I have asked the internet, and what I have found is a lot of fan crap. Trent still has fans! Can you believe it? The most shocking thing is the complete silence from the betrayed fandom. We're all in quiet denial at what has happened.
There's also a lot of commentary from Trent about how he's doing something different with the music, and there is deeper meaning to the lyrics. By which he apparently means that there are hidden URLs for a shallow pop tripe version of 1984 embedded into all of the paraphrenalia. Wow, how original! Maybe he is introducing a new generation of retards to 1984, but not all of his fans are retards.
So I've been listening to it, and what strikes me is how absolutely amateuurish it is. If you pay attention to electronica, you will notice that most songs consist of a series of loops that are stacked in various combinations to make a song that progresses. You can hear it clearly when a song begins with a bass line, then a drum line is added, then a noise track, then melody and lyrics.

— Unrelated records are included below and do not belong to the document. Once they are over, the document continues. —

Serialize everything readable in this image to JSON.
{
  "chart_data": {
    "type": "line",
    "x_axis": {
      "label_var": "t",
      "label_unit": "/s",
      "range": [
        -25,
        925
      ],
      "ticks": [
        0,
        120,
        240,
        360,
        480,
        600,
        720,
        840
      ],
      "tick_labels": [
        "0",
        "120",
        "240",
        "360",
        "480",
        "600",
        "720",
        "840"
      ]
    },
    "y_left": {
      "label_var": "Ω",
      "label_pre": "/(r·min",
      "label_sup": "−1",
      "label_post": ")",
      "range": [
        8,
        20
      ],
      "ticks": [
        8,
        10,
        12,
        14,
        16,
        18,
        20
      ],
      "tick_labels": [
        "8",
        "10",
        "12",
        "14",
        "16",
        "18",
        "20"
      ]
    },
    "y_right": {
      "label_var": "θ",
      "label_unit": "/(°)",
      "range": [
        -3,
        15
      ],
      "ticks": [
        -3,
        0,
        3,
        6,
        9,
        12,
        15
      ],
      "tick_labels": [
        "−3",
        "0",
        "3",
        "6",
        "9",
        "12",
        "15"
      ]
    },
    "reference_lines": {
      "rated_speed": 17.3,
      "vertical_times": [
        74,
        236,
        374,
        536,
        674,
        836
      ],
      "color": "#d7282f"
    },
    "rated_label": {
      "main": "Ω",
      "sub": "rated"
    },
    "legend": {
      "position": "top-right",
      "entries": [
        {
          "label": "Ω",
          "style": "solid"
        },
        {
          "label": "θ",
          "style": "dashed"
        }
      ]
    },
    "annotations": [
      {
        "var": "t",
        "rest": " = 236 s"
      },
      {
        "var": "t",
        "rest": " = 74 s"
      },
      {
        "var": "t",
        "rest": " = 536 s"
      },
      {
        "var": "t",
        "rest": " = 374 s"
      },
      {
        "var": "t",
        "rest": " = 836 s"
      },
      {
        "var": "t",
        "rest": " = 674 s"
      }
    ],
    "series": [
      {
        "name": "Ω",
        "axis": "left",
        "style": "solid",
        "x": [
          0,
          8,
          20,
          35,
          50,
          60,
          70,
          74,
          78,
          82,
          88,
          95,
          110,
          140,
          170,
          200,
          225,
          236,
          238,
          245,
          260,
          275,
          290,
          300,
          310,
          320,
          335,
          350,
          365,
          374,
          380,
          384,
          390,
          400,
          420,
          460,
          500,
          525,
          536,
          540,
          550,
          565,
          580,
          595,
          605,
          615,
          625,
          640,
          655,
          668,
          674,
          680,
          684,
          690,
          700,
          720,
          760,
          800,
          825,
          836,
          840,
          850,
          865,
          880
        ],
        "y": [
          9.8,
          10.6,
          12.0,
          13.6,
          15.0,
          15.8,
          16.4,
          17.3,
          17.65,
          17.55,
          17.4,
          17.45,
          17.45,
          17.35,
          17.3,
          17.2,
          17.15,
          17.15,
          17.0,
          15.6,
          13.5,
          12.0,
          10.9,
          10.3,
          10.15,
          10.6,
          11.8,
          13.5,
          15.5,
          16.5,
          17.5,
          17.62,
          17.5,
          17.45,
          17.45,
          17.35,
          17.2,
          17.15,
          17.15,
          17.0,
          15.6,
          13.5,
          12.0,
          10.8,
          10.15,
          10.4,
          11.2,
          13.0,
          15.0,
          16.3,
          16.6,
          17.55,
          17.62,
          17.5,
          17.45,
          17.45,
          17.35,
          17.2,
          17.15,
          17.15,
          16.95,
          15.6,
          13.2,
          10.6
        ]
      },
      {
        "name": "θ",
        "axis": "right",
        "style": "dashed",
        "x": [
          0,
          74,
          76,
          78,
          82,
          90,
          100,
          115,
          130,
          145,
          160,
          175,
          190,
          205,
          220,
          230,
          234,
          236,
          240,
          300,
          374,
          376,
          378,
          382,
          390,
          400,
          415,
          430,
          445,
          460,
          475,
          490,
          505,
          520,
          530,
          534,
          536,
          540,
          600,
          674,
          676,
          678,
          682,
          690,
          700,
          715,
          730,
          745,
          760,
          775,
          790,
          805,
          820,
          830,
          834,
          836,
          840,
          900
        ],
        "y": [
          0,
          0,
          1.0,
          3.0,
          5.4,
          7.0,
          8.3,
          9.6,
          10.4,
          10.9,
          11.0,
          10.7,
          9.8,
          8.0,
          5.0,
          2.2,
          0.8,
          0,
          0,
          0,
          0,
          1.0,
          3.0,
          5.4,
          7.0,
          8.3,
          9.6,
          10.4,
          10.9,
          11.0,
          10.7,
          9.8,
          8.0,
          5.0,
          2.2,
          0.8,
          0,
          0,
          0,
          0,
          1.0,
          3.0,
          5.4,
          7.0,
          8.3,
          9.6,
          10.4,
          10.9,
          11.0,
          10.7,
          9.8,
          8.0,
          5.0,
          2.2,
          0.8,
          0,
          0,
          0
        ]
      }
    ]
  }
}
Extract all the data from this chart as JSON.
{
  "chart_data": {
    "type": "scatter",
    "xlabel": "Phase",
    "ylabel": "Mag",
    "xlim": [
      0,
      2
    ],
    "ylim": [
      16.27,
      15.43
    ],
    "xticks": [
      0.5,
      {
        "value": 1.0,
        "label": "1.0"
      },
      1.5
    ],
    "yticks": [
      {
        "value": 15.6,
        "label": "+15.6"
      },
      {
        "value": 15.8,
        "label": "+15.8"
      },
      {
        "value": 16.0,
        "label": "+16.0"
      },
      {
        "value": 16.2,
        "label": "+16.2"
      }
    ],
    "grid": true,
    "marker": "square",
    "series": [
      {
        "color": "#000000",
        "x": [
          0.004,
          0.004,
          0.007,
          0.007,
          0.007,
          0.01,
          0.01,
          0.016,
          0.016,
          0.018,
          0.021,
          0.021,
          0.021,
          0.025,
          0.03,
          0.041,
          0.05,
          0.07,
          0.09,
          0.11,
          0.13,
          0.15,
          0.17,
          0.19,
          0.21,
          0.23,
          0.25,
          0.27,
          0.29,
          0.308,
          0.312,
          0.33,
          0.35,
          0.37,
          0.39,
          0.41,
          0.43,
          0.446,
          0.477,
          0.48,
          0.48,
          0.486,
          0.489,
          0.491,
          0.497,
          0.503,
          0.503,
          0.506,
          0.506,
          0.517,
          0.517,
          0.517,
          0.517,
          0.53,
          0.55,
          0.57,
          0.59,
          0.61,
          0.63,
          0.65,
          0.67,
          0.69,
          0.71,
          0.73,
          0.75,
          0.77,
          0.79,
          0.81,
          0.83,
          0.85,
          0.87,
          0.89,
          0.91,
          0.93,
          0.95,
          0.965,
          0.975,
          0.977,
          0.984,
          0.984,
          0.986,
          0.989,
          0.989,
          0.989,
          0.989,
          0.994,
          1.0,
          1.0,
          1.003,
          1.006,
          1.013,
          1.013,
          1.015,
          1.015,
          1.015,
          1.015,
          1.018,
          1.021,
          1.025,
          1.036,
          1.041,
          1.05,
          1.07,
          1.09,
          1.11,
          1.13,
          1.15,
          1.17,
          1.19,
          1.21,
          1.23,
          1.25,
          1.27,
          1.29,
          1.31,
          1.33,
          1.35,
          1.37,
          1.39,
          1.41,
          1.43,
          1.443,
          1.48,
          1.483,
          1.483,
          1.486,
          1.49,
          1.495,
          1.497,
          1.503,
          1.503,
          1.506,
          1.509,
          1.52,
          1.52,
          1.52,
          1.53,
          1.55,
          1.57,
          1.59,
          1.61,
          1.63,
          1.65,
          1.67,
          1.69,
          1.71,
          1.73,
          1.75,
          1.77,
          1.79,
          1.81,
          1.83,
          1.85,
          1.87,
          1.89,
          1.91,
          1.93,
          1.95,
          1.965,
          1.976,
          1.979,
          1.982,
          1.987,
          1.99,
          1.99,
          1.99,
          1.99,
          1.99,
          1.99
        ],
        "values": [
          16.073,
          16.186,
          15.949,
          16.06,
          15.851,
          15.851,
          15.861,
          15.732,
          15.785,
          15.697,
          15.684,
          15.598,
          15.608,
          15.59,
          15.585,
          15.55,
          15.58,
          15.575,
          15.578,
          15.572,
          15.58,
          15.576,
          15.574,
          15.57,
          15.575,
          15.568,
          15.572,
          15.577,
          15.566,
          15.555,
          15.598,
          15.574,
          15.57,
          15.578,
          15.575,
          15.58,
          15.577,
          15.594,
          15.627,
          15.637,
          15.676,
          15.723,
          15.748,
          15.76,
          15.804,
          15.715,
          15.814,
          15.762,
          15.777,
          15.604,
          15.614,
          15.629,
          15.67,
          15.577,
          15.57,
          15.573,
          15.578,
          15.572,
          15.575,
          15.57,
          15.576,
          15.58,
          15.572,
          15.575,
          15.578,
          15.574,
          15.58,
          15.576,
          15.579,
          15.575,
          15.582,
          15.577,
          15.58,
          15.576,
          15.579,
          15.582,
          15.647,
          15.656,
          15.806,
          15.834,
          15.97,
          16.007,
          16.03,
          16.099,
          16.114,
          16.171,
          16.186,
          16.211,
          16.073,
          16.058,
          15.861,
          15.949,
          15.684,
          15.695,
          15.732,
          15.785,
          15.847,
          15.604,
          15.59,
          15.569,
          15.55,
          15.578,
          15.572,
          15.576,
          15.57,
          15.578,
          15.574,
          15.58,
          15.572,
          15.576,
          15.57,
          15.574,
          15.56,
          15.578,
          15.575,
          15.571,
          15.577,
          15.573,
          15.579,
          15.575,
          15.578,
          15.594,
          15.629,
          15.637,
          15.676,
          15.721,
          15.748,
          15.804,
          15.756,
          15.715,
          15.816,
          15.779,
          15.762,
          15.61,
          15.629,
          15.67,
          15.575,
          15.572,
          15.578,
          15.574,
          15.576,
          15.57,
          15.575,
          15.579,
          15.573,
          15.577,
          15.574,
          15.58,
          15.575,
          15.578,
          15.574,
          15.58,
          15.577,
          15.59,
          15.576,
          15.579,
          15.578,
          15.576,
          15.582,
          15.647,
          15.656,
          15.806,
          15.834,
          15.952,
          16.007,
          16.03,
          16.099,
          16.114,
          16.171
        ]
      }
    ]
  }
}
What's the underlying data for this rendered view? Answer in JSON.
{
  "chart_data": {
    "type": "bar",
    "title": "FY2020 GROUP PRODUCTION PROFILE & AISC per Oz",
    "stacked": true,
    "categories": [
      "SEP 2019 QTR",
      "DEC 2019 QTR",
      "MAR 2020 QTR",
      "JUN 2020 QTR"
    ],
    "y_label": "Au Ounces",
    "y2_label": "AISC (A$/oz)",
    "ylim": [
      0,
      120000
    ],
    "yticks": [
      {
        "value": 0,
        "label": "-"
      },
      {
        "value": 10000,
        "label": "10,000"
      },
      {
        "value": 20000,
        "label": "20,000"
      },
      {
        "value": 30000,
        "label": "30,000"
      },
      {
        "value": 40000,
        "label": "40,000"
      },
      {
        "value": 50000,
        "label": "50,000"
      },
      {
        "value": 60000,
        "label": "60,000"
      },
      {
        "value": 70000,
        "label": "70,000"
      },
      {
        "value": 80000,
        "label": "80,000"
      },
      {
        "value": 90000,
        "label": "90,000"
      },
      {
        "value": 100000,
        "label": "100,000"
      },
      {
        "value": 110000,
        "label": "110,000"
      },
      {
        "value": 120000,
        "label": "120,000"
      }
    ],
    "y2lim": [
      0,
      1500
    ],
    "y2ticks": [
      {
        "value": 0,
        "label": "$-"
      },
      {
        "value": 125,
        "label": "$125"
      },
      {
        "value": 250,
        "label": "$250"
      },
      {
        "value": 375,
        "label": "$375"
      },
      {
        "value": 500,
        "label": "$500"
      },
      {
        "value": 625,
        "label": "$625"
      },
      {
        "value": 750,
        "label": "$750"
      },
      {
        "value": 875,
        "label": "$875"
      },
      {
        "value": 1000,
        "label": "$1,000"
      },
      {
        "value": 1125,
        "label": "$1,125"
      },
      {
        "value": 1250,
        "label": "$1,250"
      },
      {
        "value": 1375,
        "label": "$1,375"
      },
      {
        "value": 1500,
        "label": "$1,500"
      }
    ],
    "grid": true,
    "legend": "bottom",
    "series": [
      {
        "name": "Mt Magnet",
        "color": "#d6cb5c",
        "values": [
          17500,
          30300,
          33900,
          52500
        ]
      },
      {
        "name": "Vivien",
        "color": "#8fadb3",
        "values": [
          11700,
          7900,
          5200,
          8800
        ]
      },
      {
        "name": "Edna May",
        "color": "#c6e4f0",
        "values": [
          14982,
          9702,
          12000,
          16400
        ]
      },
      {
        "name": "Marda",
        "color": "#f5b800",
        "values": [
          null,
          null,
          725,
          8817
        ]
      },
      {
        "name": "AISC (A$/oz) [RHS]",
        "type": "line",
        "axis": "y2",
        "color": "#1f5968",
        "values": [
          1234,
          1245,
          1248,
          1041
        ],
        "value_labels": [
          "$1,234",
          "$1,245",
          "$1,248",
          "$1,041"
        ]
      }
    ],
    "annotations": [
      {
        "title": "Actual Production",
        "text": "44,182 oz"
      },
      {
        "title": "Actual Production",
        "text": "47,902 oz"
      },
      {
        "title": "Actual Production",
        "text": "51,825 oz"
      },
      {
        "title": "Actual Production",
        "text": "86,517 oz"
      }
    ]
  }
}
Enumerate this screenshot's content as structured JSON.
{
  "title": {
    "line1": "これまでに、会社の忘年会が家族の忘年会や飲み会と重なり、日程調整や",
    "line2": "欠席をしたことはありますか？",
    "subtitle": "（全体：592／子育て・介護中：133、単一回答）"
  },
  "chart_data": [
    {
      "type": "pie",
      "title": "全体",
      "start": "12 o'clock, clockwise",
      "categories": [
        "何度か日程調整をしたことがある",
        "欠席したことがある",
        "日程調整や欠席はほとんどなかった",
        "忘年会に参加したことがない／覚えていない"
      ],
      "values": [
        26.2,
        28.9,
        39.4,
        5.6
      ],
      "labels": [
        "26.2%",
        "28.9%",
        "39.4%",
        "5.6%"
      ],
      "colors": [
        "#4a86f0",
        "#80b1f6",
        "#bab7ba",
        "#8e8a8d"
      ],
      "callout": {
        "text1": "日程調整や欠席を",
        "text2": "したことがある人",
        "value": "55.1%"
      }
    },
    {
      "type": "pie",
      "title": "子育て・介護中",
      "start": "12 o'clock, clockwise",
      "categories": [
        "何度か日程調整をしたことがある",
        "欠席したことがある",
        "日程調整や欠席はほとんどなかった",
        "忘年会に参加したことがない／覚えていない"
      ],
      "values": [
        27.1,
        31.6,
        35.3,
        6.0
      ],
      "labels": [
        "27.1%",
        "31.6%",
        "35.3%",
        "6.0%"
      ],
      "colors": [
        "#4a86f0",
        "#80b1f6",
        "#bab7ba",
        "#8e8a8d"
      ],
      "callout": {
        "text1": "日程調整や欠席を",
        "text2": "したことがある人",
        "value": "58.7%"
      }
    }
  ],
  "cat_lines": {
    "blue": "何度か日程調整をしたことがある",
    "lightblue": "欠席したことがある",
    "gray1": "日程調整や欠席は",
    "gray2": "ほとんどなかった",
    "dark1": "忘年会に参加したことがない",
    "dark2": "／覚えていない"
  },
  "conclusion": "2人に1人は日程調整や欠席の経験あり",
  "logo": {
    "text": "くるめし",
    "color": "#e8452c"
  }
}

The difference, what makes Year Zero unique, is that Year Zero never changes any of these loops throughout the song. The drum and bass and noise loops that are introduced at the beginning of the song play unchanged throughout the whole track. If Trent whispers the first word of the song, he will be whispering all the way through. If he yells the first word, it'll be yelling until the end. The closest any song comes to developing from beginning to end is a couple chord changes in the rhythm guitar.
Contrast that to Pretty Hate Machine. The typical track there begins with a set of drum/bass/noise loops in the introduction, but then when the actual song starts all of those loops are stopped and new thematically related ones are introduced. Then as the song progresses through refrain and verse these loops are interchanged so as to create a texture that changes over time.
In your typical track off of PHM, there will be three or four variations on the bass loop, a few variations on the noise loop, several different singing styles, and so on. On Year Zero, there is only one of each loop and it never changes throughout the whole song. It feels like you could do a simple numerical analysis and find that there are a total of 100 unique samples in a PHM track but only 10 in a Year Zero track. To say that he's phoning it in would be to dramatically overstate the amount of effort invested into Year Zero.
So could someone please explain to me what happened here and why Trent Reznor now produces tracks with about the same musical sophistication as my own work.